“Se os cenários que se preveem se confirmarem, isto é, havendo maiores períodos de seca, vai ter de haver uma alteração das práticas culturais. Não se pode semear milhos tão tarde, vamos ter de fazer, se calhar, menos cortes de erva para silagem e isso vai alterar todo o maneio das explorações”, adiantou, em declarações à Lusa, Alfredo Borba, docente da Faculdade de Ciências Agrárias e do Ambiente da Universidade dos Açores, especialista em nutrição animal.
Este ano, a falta de chuva nos meses de primavera, em que habitualmente se produzia erva e milho forrageiro para as vacas, deixou produtores de várias ilhas com avultados prejuízos.
Os investigadores da área do clima da academia açoriana já detetaram uma quebra na precipitação no arquipélago, sobretudo nas zonas baixas, mas ainda não foi feito um estudo sobre o impacto que essas alterações poderão ter na agricultura e na agropecuária.
Segundo Alfredo Borba, em França, por exemplo, antes de 2000 já se estudava este impacto e os Açores devem seguir o exemplo, porque este ano poderá ter sido apenas a “primeira evidência” de que o clima está a mudar.
“Talvez seja altura de nós começarmos a pensar, porque já há estudos em várias áreas das alterações climáticas na universidade”, salientou.

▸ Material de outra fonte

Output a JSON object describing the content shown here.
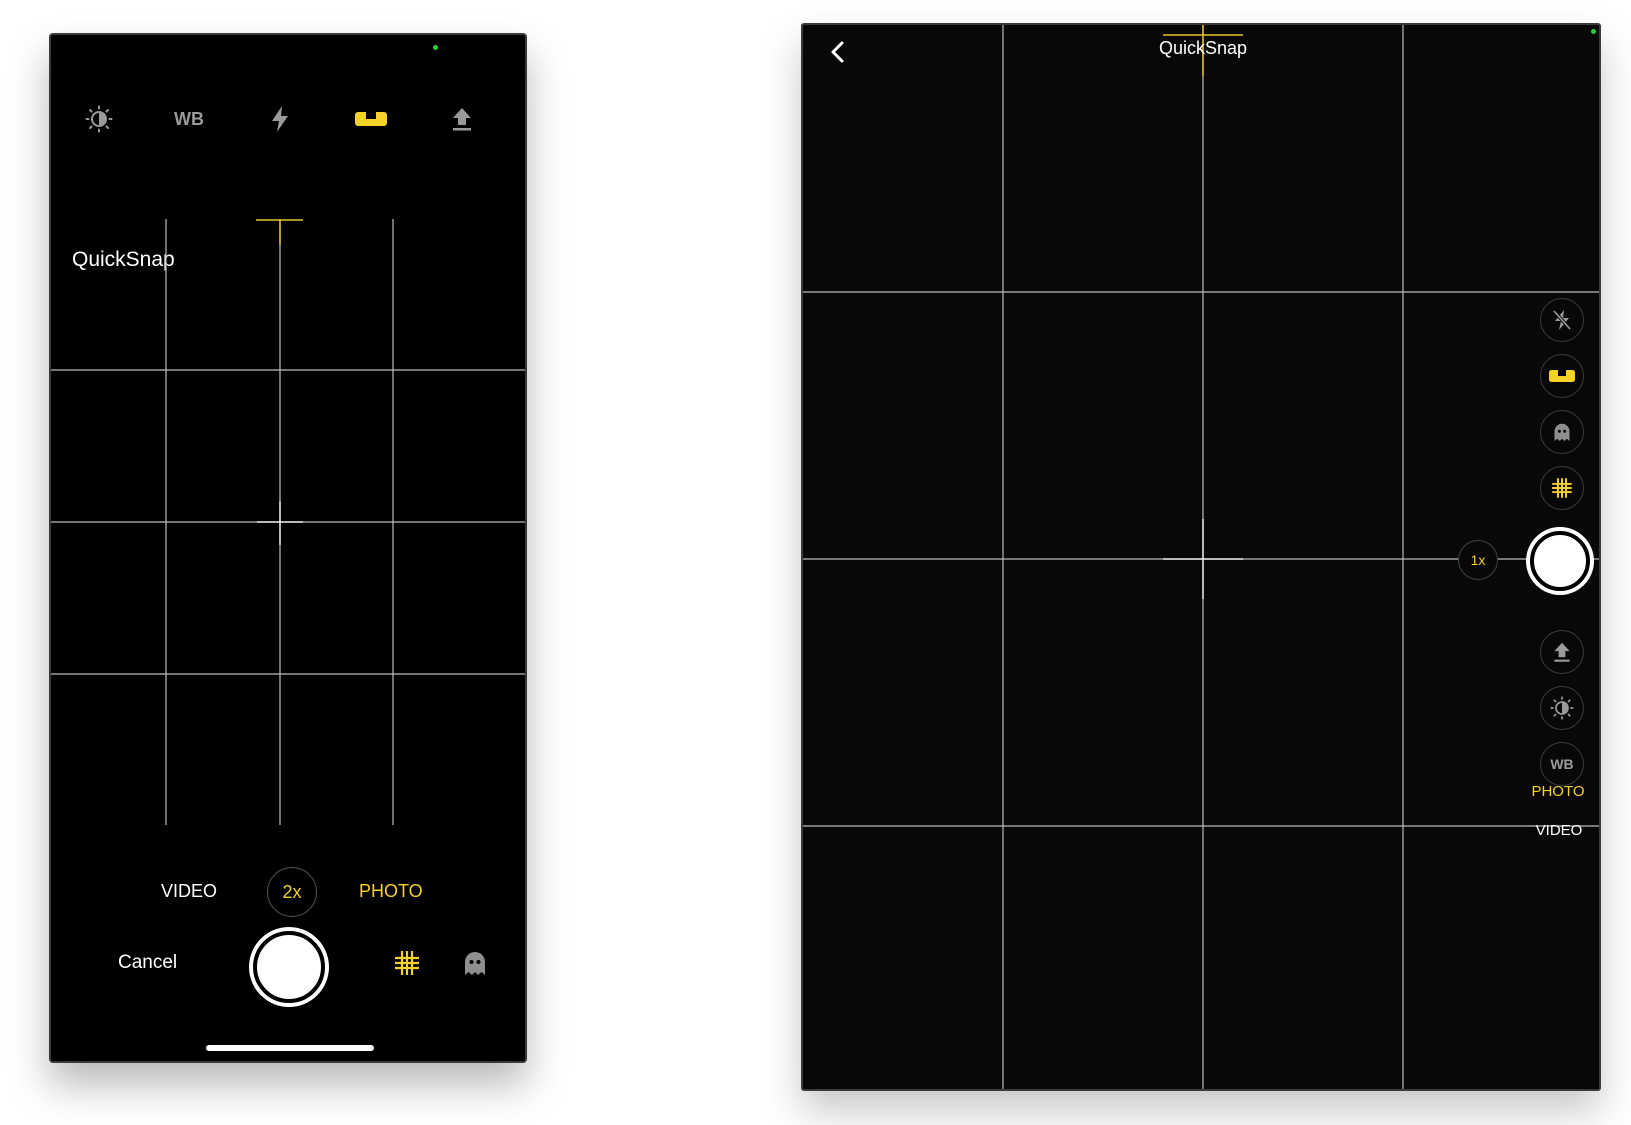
{
  "phone": {
    "title": "QuickSnap",
    "toolbar": {
      "exposure_icon": "exposure-icon",
      "wb_label": "WB",
      "flash_icon": "flash-icon",
      "level_icon": "level-icon",
      "share_icon": "share-icon"
    },
    "modes": {
      "video": "VIDEO",
      "photo": "PHOTO",
      "active": "PHOTO"
    },
    "zoom": "2x",
    "cancel": "Cancel",
    "grid_enabled": true,
    "icons": {
      "grid": "grid-icon",
      "ghost": "ghost-icon"
    }
  },
  "tablet": {
    "title": "QuickSnap",
    "back_icon": "chevron-left-icon",
    "controls": {
      "flash_off_icon": "flash-off-icon",
      "level_icon": "level-icon",
      "ghost_icon": "ghost-icon",
      "grid_icon": "grid-icon",
      "share_icon": "share-icon",
      "exposure_icon": "exposure-icon",
      "wb_label": "WB"
    },
    "zoom": "1x",
    "modes": {
      "photo": "PHOTO",
      "video": "VIDEO",
      "active": "PHOTO"
    }
  },
  "colors": {
    "accent": "#f5d22a",
    "background": "#000000",
    "inactive": "#9a9a9a",
    "status_dot": "#2ecc40"
  }
}
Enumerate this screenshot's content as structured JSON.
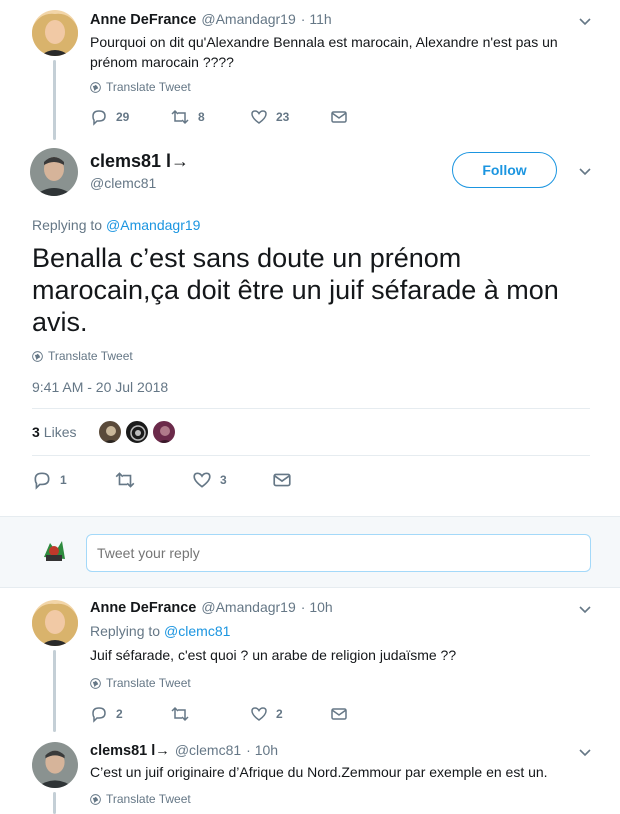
{
  "tweet1": {
    "name": "Anne DeFrance",
    "handle": "@Amandagr19",
    "time": "· 11h",
    "text_line1": "Pourquoi on dit qu'Alexandre Bennala  est marocain, Alexandre n'est pas un",
    "text_line2": "prénom marocain ????",
    "translate": "Translate Tweet",
    "replies": "29",
    "retweets": "8",
    "likes": "23"
  },
  "main_tweet": {
    "name": "clems81 l→",
    "handle": "@clemc81",
    "follow": "Follow",
    "replying_prefix": "Replying to",
    "replying_to": "@Amandagr19",
    "text_line1": "Benalla c’est sans doute un prénom",
    "text_line2": "marocain,ça doit être un juif séfarade à mon",
    "text_line3": "avis.",
    "translate": "Translate Tweet",
    "timestamp": "9:41 AM - 20 Jul 2018",
    "likes_count": "3",
    "likes_label": "Likes",
    "replies": "1",
    "retweets": "",
    "likes": "3"
  },
  "reply_box": {
    "placeholder": "Tweet your reply"
  },
  "tweet3": {
    "name": "Anne DeFrance",
    "handle": "@Amandagr19",
    "time": "· 10h",
    "replying_prefix": "Replying to",
    "replying_to": "@clemc81",
    "text": "Juif séfarade, c'est quoi ? un arabe de religion judaïsme ??",
    "translate": "Translate Tweet",
    "replies": "2",
    "likes": "2"
  },
  "tweet4": {
    "name": "clems81 l→",
    "handle": "@clemc81",
    "time": "· 10h",
    "text": "C’est un juif originaire d’Afrique du Nord.Zemmour par exemple en est un.",
    "translate": "Translate Tweet"
  },
  "colors": {
    "accent": "#1b95e0",
    "muted": "#657786",
    "separator": "#e6ecf0",
    "like_avatar_1": "#5a4a3a",
    "like_avatar_2": "#1a1a1a",
    "like_avatar_3": "#6b2a4a"
  },
  "icons": [
    "chevron-down-icon",
    "reply-icon",
    "retweet-icon",
    "heart-icon",
    "dm-icon",
    "globe-icon"
  ]
}
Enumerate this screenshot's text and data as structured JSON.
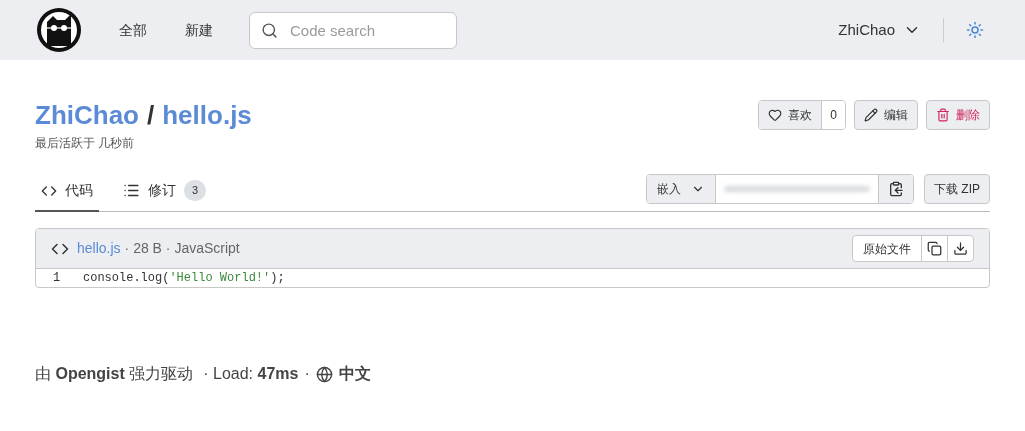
{
  "nav": {
    "links": [
      "全部",
      "新建"
    ],
    "search": {
      "placeholder": "Code search"
    },
    "user": "ZhiChao"
  },
  "gist": {
    "owner": "ZhiChao",
    "separator": "/",
    "name": "hello.js",
    "activity": "最后活跃于 几秒前"
  },
  "actions": {
    "like": {
      "label": "喜欢",
      "count": "0"
    },
    "edit": "编辑",
    "delete": "删除"
  },
  "tabs": [
    {
      "label": "代码",
      "selected": true,
      "kind": "code"
    },
    {
      "label": "修订",
      "selected": false,
      "kind": "revisions",
      "count": "3"
    }
  ],
  "embed": {
    "label": "嵌入",
    "download": "下载 ZIP"
  },
  "file": {
    "name": "hello.js",
    "meta": "· 28 B · JavaScript",
    "raw": "原始文件",
    "lines": [
      {
        "number": "1",
        "tokens": [
          {
            "kind": "plain",
            "text": "console.log("
          },
          {
            "kind": "string",
            "text": "'Hello World!'"
          },
          {
            "kind": "plain",
            "text": ");"
          }
        ]
      }
    ]
  },
  "footer": {
    "prefix": "由",
    "brand": "Opengist",
    "suffix": "强力驱动",
    "load_label": "· Load:",
    "load_value": "47ms",
    "dot": "·",
    "language": "中文"
  }
}
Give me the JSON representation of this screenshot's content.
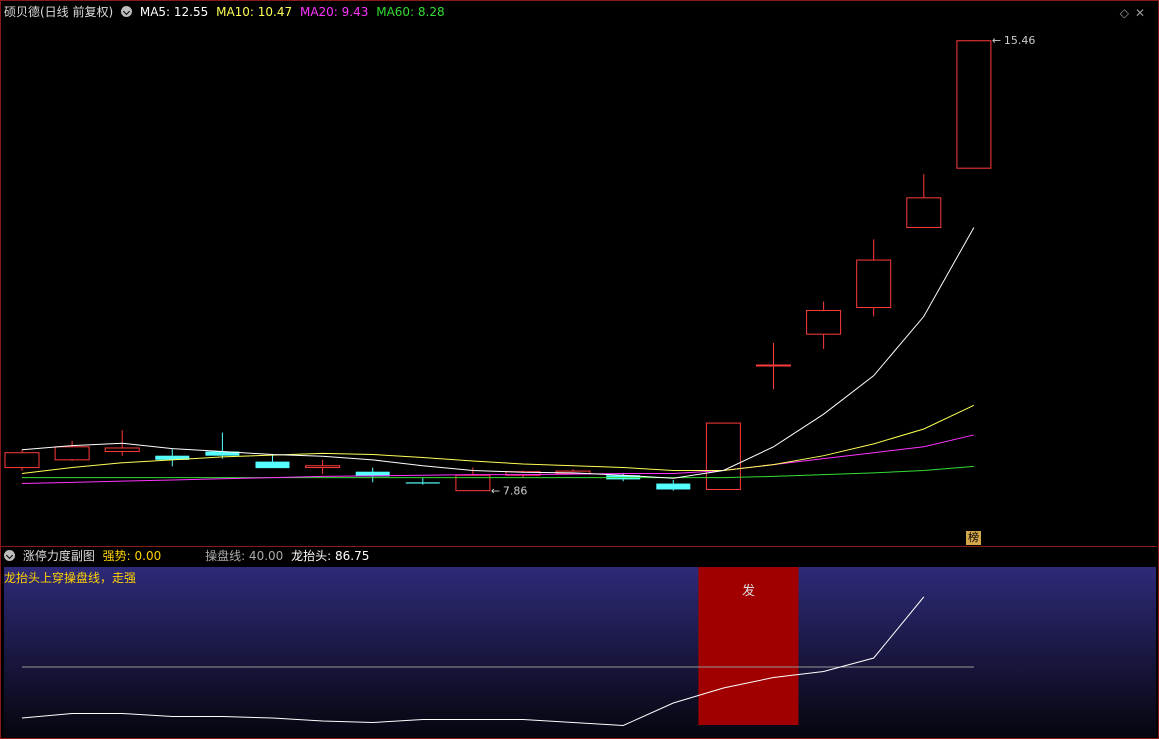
{
  "main_header": {
    "stock_title": "硕贝德(日线 前复权)",
    "ma5": "MA5: 12.55",
    "ma10": "MA10: 10.47",
    "ma20": "MA20: 9.43",
    "ma60": "MA60: 8.28"
  },
  "sub_header": {
    "indicator_name": "涨停力度副图",
    "strength": "强势: 0.00",
    "trade_line": "操盘线: 40.00",
    "dragon_head": "龙抬头: 86.75"
  },
  "sub_note": "龙抬头上穿操盘线，走强",
  "bang_label": "榜",
  "signal_label": "发",
  "colors": {
    "up": "#ff3b3b",
    "down": "#55ffff",
    "ma5": "#ffffff",
    "ma10": "#ffff55",
    "ma20": "#ff33ff",
    "ma60": "#33dd33",
    "border": "#8a1a1a",
    "signal": "#a00000"
  },
  "chart_data": [
    {
      "type": "candlestick",
      "title": "硕贝德(日线 前复权)",
      "price_range": [
        7.5,
        15.8
      ],
      "candles": [
        {
          "o": 8.25,
          "h": 8.55,
          "l": 8.2,
          "c": 8.5
        },
        {
          "o": 8.38,
          "h": 8.7,
          "l": 8.36,
          "c": 8.6
        },
        {
          "o": 8.52,
          "h": 8.88,
          "l": 8.45,
          "c": 8.58
        },
        {
          "o": 8.45,
          "h": 8.56,
          "l": 8.27,
          "c": 8.38
        },
        {
          "o": 8.52,
          "h": 8.84,
          "l": 8.4,
          "c": 8.45
        },
        {
          "o": 8.35,
          "h": 8.48,
          "l": 8.24,
          "c": 8.24
        },
        {
          "o": 8.25,
          "h": 8.38,
          "l": 8.14,
          "c": 8.28
        },
        {
          "o": 8.18,
          "h": 8.25,
          "l": 8.0,
          "c": 8.1
        },
        {
          "o": 8.0,
          "h": 8.08,
          "l": 7.96,
          "c": 7.98
        },
        {
          "o": 7.86,
          "h": 8.25,
          "l": 7.86,
          "c": 8.12
        },
        {
          "o": 8.12,
          "h": 8.2,
          "l": 8.08,
          "c": 8.18
        },
        {
          "o": 8.15,
          "h": 8.22,
          "l": 8.13,
          "c": 8.19
        },
        {
          "o": 8.12,
          "h": 8.16,
          "l": 8.02,
          "c": 8.05
        },
        {
          "o": 7.98,
          "h": 8.04,
          "l": 7.86,
          "c": 7.88
        },
        {
          "o": 7.88,
          "h": 9.0,
          "l": 7.88,
          "c": 9.0
        },
        {
          "o": 9.98,
          "h": 10.35,
          "l": 9.57,
          "c": 9.98
        },
        {
          "o": 10.5,
          "h": 11.05,
          "l": 10.25,
          "c": 10.9
        },
        {
          "o": 10.95,
          "h": 12.1,
          "l": 10.8,
          "c": 11.75
        },
        {
          "o": 12.3,
          "h": 13.2,
          "l": 12.3,
          "c": 12.8
        },
        {
          "o": 13.3,
          "h": 15.46,
          "l": 13.3,
          "c": 15.45
        }
      ],
      "ma5": [
        8.55,
        8.62,
        8.66,
        8.57,
        8.52,
        8.47,
        8.44,
        8.38,
        8.28,
        8.2,
        8.17,
        8.16,
        8.12,
        8.07,
        8.2,
        8.6,
        9.15,
        9.8,
        10.8,
        12.3
      ],
      "ma10": [
        8.15,
        8.25,
        8.33,
        8.38,
        8.43,
        8.46,
        8.49,
        8.47,
        8.42,
        8.36,
        8.31,
        8.28,
        8.25,
        8.2,
        8.2,
        8.3,
        8.45,
        8.65,
        8.9,
        9.3
      ],
      "ma20": [
        7.98,
        8.0,
        8.02,
        8.04,
        8.06,
        8.08,
        8.1,
        8.11,
        8.12,
        8.13,
        8.13,
        8.14,
        8.15,
        8.15,
        8.2,
        8.3,
        8.4,
        8.5,
        8.6,
        8.8
      ],
      "ma60": [
        8.08,
        8.08,
        8.08,
        8.08,
        8.08,
        8.08,
        8.08,
        8.08,
        8.08,
        8.08,
        8.08,
        8.08,
        8.08,
        8.08,
        8.08,
        8.1,
        8.13,
        8.16,
        8.2,
        8.27
      ],
      "annotations": [
        {
          "label": "15.46",
          "candle": 19,
          "price": 15.46
        },
        {
          "label": "7.86",
          "candle": 9,
          "price": 7.86
        }
      ]
    },
    {
      "type": "line",
      "title": "涨停力度副图",
      "ylim": [
        0,
        100
      ],
      "trade_line": 40,
      "dragon_head": [
        6,
        9,
        9,
        7,
        7,
        6,
        4,
        3,
        5,
        5,
        5,
        3,
        1,
        16,
        26,
        33,
        37,
        46,
        86.75
      ],
      "signal_candles": [
        14,
        15
      ]
    }
  ]
}
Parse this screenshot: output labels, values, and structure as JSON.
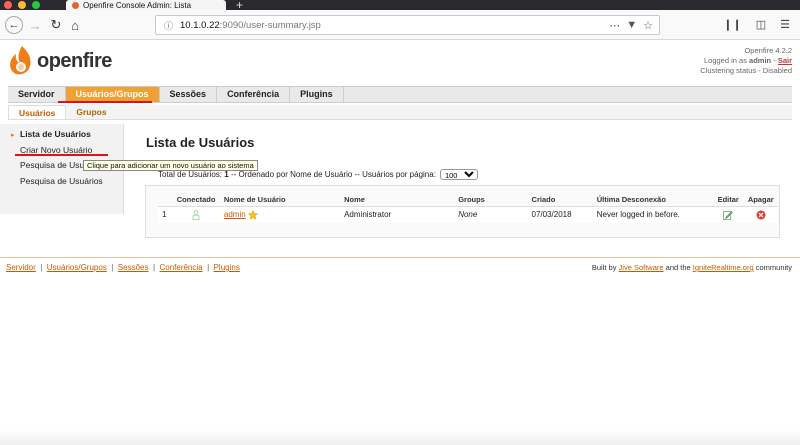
{
  "browser": {
    "tab_title": "Openfire Console Admin: Lista",
    "url_host": "10.1.0.22",
    "url_path": ":9090/user-summary.jsp"
  },
  "header": {
    "logo_text": "openfire",
    "version": "Openfire 4.2.2",
    "logged_prefix": "Logged in as ",
    "user": "admin",
    "separator": " - ",
    "logout": "Sair",
    "clustering": "Clustering status - Disabled"
  },
  "mainnav": {
    "items": [
      "Servidor",
      "Usuários/Grupos",
      "Sessões",
      "Conferência",
      "Plugins"
    ]
  },
  "subnav": {
    "items": [
      "Usuários",
      "Grupos"
    ]
  },
  "sidebar": {
    "items": [
      "Lista de Usuários",
      "Criar Novo Usuário",
      "Pesquisa de Usuár",
      "Pesquisa de Usuários"
    ],
    "tooltip": "Clique para adicionar um novo usuário ao sistema"
  },
  "content": {
    "title": "Lista de Usuários",
    "summary_prefix": "Total de Usuários: ",
    "total": "1",
    "summary_suffix": " -- Ordenado por Nome de Usuário -- Usuários por página:",
    "per_page": "100"
  },
  "table": {
    "headers": [
      "",
      "Conectado",
      "Nome de Usuário",
      "Nome",
      "Groups",
      "Criado",
      "Última Desconexão",
      "Editar",
      "Apagar"
    ],
    "rows": [
      {
        "num": "1",
        "username": "admin",
        "name": "Administrator",
        "groups": "None",
        "created": "07/03/2018",
        "last": "Never logged in before."
      }
    ]
  },
  "footer": {
    "links": [
      "Servidor",
      "Usuários/Grupos",
      "Sessões",
      "Conferência",
      "Plugins"
    ],
    "sep": "|",
    "built_prefix": "Built by ",
    "built_link1": "Jive Software",
    "built_mid": " and the ",
    "built_link2": "IgniteRealtime.org",
    "built_suffix": " community"
  },
  "colors": {
    "accent": "#f0a133",
    "link": "#c55b00",
    "highlight_underline": "#e0111b"
  }
}
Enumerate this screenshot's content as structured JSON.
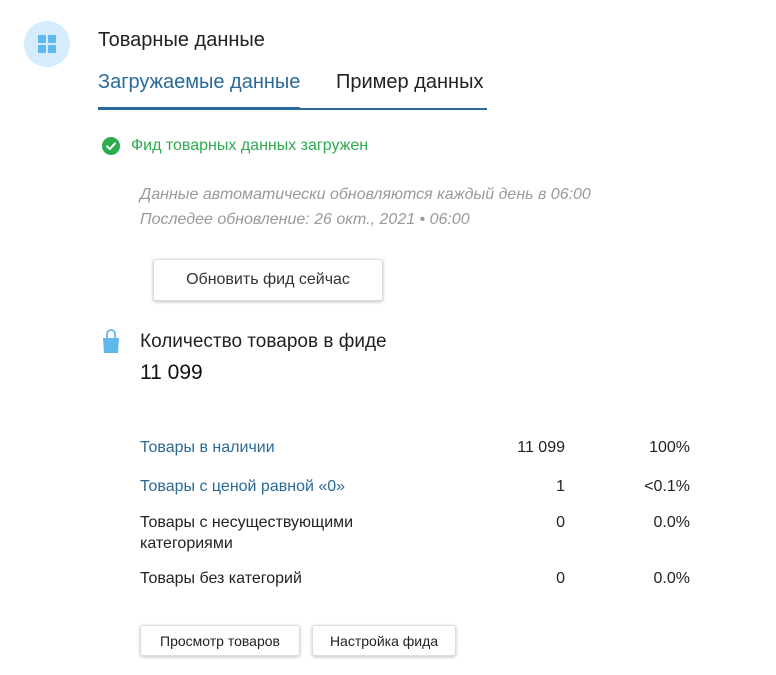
{
  "section": {
    "title": "Товарные данные",
    "icon": "grid-icon"
  },
  "tabs": [
    {
      "label": "Загружаемые данные",
      "active": true
    },
    {
      "label": "Пример данных",
      "active": false
    }
  ],
  "status": {
    "text": "Фид товарных данных загружен",
    "icon": "check-circle-icon",
    "color": "#2eaa4f"
  },
  "info": {
    "line1": "Данные автоматически обновляются каждый день в 06:00",
    "line2": "Последее обновление: 26 окт., 2021 • 06:00"
  },
  "refresh_button": "Обновить фид сейчас",
  "products": {
    "icon": "shopping-bag-icon",
    "label": "Количество товаров в фиде",
    "count": "11 099"
  },
  "stats": [
    {
      "label": "Товары в наличии",
      "count": "11 099",
      "percent": "100%",
      "link": true
    },
    {
      "label": "Товары с ценой равной «0»",
      "count": "1",
      "percent": "<0.1%",
      "link": true
    },
    {
      "label": "Товары с несуществующими категориями",
      "count": "0",
      "percent": "0.0%",
      "link": false
    },
    {
      "label": "Товары без категорий",
      "count": "0",
      "percent": "0.0%",
      "link": false
    }
  ],
  "buttons": {
    "view": "Просмотр товаров",
    "settings": "Настройка фида"
  },
  "colors": {
    "accent": "#2a6a9a",
    "icon_bg": "#d4ecfb",
    "icon_fg": "#5fb8ec",
    "success": "#2eaa4f",
    "muted": "#9a9a9a"
  }
}
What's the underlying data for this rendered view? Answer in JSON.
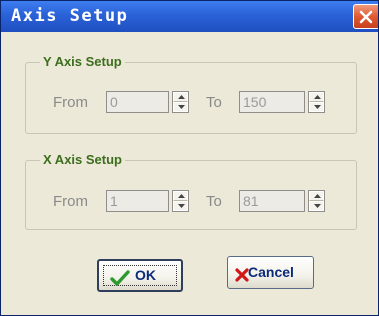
{
  "window": {
    "title": "Axis Setup"
  },
  "y_axis": {
    "group_label": "Y Axis Setup",
    "from_label": "From",
    "from_value": "0",
    "to_label": "To",
    "to_value": "150"
  },
  "x_axis": {
    "group_label": "X Axis Setup",
    "from_label": "From",
    "from_value": "1",
    "to_label": "To",
    "to_value": "81"
  },
  "buttons": {
    "ok_label": "OK",
    "cancel_label": "Cancel"
  },
  "colors": {
    "titlebar": "#2a62d8",
    "group_label": "#3c6e1d",
    "button_text": "#0a2a7a"
  },
  "icons": {
    "close": "close-icon",
    "ok": "checkmark-icon",
    "cancel": "x-mark-icon",
    "spin_up": "chevron-up-icon",
    "spin_down": "chevron-down-icon"
  }
}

O aumento das temperaturas até é favorável à produção de erva, mas as culturas necessitam de água e a chuva é cada vez mais reduzida nas zonas baixas.
“O milho vai ter de ser semeado mais cedo para apanhar chuvas e vai ter de haver um redimensionamento das explorações. As previsões são de que nas zonas altas não vai haver uma diminuição tão drástica, portanto, vamos continuar a ter pastagens nas zonas altas e vamos ter de repensar a forma de maneio”, frisou o docente da Universidade dos Açores.
Segundo Diamantino Henriques, delegado regional do Instituto Português do Mar e da Atmosfera (IPMA), este ano, nos Açores, registou-se uma quebra de precipitação de cerca de 50%, em comparação com o valor médio, nos meses de “abril, maio e junho”.
“Temos detetado em geral nos Açores uma diminuição da precipitação, relativamente àquilo que é normal, que é médio, para esta altura do ano, principalmente no grupo oriental”, salientou.
Ainda sem estarem contabilizados os dados de todas as ilhas, o delegado do IPMA adiantou que no grupo oriental (São Miguel e Santa Maria) a seca é considerada “severa”, nas ilhas Terceira e Flores “moderada” e na ilha do Faial “fraca”.
“É difícil de atribuir quantitativamente neste momento a contribuição das alterações climáticas para este caso em particular. No entanto, aquilo que nós temos estado a verificar é que, de uma maneira geral, o número de meses com precipitação abaixo do valor médio é superior ao número de meses com valor acima da média”, apontou.
Embora este ano se tenham registado mais queixas dos lavradores, Diamantino Henriques lembrou que nos meses de janeiro, fevereiro e março de 2015 “houve uma situação mais grave do que esta em termos relativos”.
O delegado do IPMA admitiu existir uma “mudança climática”, que tem provocado alterações na temperatura do ar — “tem estado sistematicamente mais quente do que há 50 anos” — o que poderá despoletar a ocorrência de períodos longos sem precipitação, mas também de fenómenos de precipitação intensa.
“Quando é que ocorrem esses fenómenos extremos de seca ou de precipitação intensa não podemos dizer, o que nós sabemos é que eles poderão acontecer com maior frequência”, salientou.